窗外的夜色漆黑如墨,屋檐边停留的乌鸦挥动羽翼钻入夜空之中的滚滚云层,逐渐远离僻静的乡野私塾,一路穿梭至这个国家最繁华的区域,沿着潺潺流淌的护城河飞行,在日出时落到郊外那座楼阁的檐顶上。
拂晓的晨光下,黑衣的僧人步履沉重地行走在山路上,一步步走进这座被一道石墙隔绝在热闹村落之外的小楼里,朝日的光芒便被阻挡在厚重的柏木大门外。

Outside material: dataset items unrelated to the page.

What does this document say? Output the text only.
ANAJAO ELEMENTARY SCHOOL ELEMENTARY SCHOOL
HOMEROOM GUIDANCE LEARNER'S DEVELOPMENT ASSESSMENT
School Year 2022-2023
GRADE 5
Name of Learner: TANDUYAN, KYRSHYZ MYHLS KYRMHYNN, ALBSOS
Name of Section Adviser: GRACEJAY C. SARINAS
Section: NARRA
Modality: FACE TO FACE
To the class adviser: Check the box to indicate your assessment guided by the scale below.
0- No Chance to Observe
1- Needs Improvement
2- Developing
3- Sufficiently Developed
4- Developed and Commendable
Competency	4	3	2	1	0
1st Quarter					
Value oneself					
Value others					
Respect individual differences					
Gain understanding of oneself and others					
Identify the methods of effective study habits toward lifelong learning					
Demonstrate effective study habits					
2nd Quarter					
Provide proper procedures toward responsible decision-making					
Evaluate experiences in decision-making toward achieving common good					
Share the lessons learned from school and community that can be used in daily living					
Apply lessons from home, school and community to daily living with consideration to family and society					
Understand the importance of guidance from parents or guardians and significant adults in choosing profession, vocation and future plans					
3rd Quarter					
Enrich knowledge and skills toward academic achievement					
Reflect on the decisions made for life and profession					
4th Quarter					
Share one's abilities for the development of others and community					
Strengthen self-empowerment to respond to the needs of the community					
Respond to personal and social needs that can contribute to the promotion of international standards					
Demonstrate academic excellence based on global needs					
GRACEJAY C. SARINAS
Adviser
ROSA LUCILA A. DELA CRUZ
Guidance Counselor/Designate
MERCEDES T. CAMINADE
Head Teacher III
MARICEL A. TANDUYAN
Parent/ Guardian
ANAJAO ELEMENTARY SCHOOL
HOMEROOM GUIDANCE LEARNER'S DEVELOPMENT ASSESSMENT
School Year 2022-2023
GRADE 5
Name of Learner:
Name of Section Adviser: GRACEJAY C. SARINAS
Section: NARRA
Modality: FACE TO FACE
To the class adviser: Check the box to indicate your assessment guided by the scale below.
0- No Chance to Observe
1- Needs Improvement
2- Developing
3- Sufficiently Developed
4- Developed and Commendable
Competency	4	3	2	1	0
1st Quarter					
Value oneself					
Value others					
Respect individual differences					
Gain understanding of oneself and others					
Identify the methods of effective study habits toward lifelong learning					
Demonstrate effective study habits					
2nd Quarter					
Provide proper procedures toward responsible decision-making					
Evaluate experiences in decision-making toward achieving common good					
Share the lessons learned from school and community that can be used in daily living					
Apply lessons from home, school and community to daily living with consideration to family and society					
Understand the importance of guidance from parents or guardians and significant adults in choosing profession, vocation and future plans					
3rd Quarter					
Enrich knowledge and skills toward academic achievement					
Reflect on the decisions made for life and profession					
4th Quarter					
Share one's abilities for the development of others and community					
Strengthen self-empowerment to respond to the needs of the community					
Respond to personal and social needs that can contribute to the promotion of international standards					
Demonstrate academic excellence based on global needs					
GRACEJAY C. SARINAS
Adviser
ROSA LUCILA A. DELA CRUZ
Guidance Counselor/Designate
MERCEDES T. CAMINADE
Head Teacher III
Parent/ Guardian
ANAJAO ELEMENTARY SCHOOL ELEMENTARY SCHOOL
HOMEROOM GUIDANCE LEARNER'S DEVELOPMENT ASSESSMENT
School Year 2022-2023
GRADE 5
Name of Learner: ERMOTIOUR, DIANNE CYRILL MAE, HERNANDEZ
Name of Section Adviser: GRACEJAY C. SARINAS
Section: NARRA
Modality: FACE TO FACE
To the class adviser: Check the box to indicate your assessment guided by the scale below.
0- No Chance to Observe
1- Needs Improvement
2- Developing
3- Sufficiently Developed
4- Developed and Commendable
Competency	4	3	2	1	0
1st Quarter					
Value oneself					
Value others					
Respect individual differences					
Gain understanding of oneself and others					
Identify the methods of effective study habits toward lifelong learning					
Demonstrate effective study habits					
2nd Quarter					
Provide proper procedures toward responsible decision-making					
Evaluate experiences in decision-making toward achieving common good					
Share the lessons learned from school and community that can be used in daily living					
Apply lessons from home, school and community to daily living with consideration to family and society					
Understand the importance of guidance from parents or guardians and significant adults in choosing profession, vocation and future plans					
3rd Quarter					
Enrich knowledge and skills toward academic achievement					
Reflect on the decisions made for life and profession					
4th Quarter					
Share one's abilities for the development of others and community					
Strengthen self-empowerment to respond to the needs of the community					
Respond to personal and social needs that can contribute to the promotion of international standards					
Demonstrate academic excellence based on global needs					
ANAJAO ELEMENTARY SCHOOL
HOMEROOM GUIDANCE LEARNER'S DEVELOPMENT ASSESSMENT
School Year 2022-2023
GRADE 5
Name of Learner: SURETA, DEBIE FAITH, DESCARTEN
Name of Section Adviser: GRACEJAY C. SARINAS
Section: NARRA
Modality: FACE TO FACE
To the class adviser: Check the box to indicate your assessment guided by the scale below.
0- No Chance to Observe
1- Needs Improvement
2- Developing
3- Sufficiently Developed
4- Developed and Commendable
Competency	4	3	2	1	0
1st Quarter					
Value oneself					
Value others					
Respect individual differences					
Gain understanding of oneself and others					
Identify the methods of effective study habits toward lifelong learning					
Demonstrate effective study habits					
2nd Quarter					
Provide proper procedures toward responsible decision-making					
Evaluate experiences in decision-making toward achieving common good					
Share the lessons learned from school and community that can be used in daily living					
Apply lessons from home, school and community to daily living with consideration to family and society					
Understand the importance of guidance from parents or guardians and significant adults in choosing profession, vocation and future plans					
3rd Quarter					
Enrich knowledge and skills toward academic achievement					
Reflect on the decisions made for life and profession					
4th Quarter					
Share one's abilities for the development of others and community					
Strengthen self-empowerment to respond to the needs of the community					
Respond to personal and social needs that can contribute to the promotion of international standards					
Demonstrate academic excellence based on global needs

头顶的草笠摘下来,外披的黑袈裟褪去剩下内里洁白的僧袍,除去了面部的易容皮套,暴露出一张横跨伤疤的脸,和一头灰白的发色。
“首领,虚大人在等你。”
信使上前附耳,一袭白袍的灰发男人沉默地颔首,肩颈处坠下的数珠随着走动碰撞出轻微的脆响。昏暗的长廊里连天边的日光都透不进,只有一片永无止境的黑暗。
高天原上的神明对身负罪业的世间苍生降下责罚,由带来神谕的八咫鸦将之流放至彼岸的黄泉之国,哪怕厄运横遭,仍为天命所归。
——天照院奈落。
纸拉门发出微不可察的声响被推开,案几后的红瞳男人微笑着抬头,身后漆黑的鸦羽如泥沼流淌,那头披散的浅色长发仿佛也被这泥沼吞噬。
“以任务的名义特意调动飞船走这一趟,也有半年了吧?不过……看来她没认出你,对吧?”
醇厚如酒的嗓音,带着冷如蛇鳞的笑意。
“……”
俯首跪地的奈落首领霎时一僵,虚眉尖一弯,柔软的唇角一勾。
“为何不回话,胧?”
“……虚大人……”面色苍白的胧嗓音干涩到发紧,艰难地吐字。
“属下……此行并非——”
“真可悲啊,不是吗?”
端坐于主位的红瞳男人看起来并不介意他的隐瞒和擅自行动,反而流露出看好戏的笑容,眉眼弯弯的模样几乎与身处乡野的温柔师长别无二致,那双红瞳却毫无温度,唯有漠然无物的冰冷。
“明明……是与自己约定的学堂,却早已没有自己的立足之地,她的身边也没有自己的位置,甚至连自己还活着的事实都无法告知她,明明……就在眼前,也没有拥抱她的勇气……”
如利刃般漫不经心的言语在空气里割裂开,一片死寂的胸腔之中,某一处濒临碎裂的痕迹,似乎又听见了进一步崩坏的声音。
老师……
老师……
跪于下位的男人纹丝不动,身影仿佛融进黑暗里,八年来虚也司空见惯对方这副死气沉沉的状态,因而见好就收地止住话头,挥挥手。
“行了,退下吧。”
在胧起身离去前,他又突然道。
“对了,过些日子我又要启程前往异星应付那帮贪心不足的家伙,大概要离开很长一段时间……”
说起这些,虚眉眼之间亦有烦躁的情绪。